Semasa kuliah dulu, aku selalu tak mengganti baju sepulang kuliah. Meletakkan tas dan kaos kaki di sembarang tempat di sudut kamar sebelahku. Lalu aku selonjoran di lantai atau menggeser tempat tidur teman kosku. Aku akan bercerita apa saja tentang keseharianku waktu itu. Entah tentang dosen yang telat datang, teman kelas yang menyebalkan, atau tema diskusi di kelas yang begitu menarik. Semua hal kuceritakan. Aku senang didengarkan, dan aku lega mereka begitu khidmat mengiyakan setiap uraian ceritaku. Lebih senangnya lagi, mereka selalu ketagihan untuk mendengarkan ceritaku. Mereka suka aku mendongeng katanya. Padahal aku tidak sedang mengarang cerita,  hanya saja aku lebih mudah mengingat hal-hal yang benar-benar kuperhatikan dan membagikannya ke orang lain. Apalagi dua teman sekamar ini menyambut setiap ceritaku suka cita, begitu riang dan semangatnyalah diriku untuk terus melanjutkan rutinitasku bercerita.


Ketika mereka lebih dulu lulus daripada aku, aku tak begitu khawatir. Karena masih ada teman organisasi lain yang sering kutemui saat rapat atau kita sekadar keluar untuk makan.

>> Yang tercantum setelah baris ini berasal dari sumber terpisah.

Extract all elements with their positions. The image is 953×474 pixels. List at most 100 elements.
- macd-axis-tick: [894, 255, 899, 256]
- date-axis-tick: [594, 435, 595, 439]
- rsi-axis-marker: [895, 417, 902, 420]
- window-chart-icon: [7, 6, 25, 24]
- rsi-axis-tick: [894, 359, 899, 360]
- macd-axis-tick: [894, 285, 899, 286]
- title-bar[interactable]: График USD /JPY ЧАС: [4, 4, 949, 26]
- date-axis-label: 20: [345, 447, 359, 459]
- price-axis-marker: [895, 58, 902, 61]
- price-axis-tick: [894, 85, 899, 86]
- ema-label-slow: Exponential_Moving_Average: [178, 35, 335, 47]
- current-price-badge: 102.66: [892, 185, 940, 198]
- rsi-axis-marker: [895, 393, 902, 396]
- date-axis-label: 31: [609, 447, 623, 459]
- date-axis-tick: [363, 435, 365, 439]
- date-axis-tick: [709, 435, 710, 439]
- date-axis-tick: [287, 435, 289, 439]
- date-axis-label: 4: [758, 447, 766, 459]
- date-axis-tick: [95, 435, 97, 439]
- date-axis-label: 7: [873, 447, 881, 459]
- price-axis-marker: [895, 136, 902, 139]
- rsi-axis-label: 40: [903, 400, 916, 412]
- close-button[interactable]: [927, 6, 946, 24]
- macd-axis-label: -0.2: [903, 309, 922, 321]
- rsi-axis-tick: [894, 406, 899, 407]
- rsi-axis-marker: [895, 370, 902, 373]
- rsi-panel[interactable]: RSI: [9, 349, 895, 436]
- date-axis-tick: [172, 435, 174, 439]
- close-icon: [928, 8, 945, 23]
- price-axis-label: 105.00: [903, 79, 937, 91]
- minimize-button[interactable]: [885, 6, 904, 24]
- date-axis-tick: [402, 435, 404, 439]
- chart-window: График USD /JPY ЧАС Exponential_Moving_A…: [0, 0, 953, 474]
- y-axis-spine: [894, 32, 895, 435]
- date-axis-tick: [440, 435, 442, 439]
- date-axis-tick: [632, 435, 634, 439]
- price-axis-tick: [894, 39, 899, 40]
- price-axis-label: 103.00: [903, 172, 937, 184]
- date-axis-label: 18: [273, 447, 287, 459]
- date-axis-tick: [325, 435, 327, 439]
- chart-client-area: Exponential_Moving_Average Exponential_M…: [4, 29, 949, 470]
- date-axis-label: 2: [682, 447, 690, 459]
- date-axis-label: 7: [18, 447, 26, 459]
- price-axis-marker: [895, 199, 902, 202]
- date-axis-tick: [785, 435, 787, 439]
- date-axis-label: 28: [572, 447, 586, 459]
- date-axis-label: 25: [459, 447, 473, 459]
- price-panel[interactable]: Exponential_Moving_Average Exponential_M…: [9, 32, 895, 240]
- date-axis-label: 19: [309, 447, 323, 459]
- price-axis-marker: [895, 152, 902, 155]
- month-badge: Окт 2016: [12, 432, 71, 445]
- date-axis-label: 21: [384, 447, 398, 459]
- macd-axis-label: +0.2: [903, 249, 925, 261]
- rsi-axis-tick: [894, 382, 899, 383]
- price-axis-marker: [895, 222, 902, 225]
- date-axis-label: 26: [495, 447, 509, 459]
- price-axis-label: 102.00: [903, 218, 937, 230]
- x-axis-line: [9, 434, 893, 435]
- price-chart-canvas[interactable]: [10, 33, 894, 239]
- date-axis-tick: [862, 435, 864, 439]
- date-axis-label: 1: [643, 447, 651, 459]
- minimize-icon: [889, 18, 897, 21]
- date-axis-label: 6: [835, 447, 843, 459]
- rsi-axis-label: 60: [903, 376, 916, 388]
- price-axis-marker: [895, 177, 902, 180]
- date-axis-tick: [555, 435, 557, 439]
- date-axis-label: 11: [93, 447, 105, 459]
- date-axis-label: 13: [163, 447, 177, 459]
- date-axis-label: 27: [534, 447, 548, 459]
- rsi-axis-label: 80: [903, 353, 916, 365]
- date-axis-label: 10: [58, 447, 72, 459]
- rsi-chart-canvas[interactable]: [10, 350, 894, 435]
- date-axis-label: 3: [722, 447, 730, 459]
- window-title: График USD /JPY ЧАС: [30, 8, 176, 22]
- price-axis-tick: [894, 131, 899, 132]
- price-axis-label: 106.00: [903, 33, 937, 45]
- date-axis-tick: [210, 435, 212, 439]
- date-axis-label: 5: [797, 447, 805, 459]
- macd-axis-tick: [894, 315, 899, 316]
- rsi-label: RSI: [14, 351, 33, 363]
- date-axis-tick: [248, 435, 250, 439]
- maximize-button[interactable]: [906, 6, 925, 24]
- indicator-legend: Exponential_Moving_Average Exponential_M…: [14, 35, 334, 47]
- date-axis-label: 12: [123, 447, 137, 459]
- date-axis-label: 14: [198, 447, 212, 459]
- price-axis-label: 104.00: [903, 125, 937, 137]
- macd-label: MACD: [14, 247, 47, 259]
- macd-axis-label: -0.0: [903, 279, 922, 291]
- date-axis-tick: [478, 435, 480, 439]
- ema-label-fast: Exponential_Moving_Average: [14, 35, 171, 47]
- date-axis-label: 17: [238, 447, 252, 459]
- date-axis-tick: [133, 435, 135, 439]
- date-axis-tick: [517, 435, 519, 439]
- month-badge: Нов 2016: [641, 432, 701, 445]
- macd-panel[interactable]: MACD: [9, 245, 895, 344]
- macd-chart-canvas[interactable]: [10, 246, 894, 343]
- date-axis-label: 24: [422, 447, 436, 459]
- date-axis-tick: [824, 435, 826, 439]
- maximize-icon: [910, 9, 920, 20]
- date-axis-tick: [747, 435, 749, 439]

Dimana pun itu, selalu ada pembicaraan hangat yang kulakukan dengan teman-teman. Ada obrolan kecil yang kami lontarkan sembari menunggu hujan, pesanan makan datang, atau menunggu lampu merah di perempatan. Hidupku tak pernah kesepian. Aku merasa setiap hari hari-hariku riuh dengan suara orang-orang. Sampai aku tak sempat mengajak bicara diriku sendiri, apalagi yang memiliki seluruh diriku, yaitu Allah.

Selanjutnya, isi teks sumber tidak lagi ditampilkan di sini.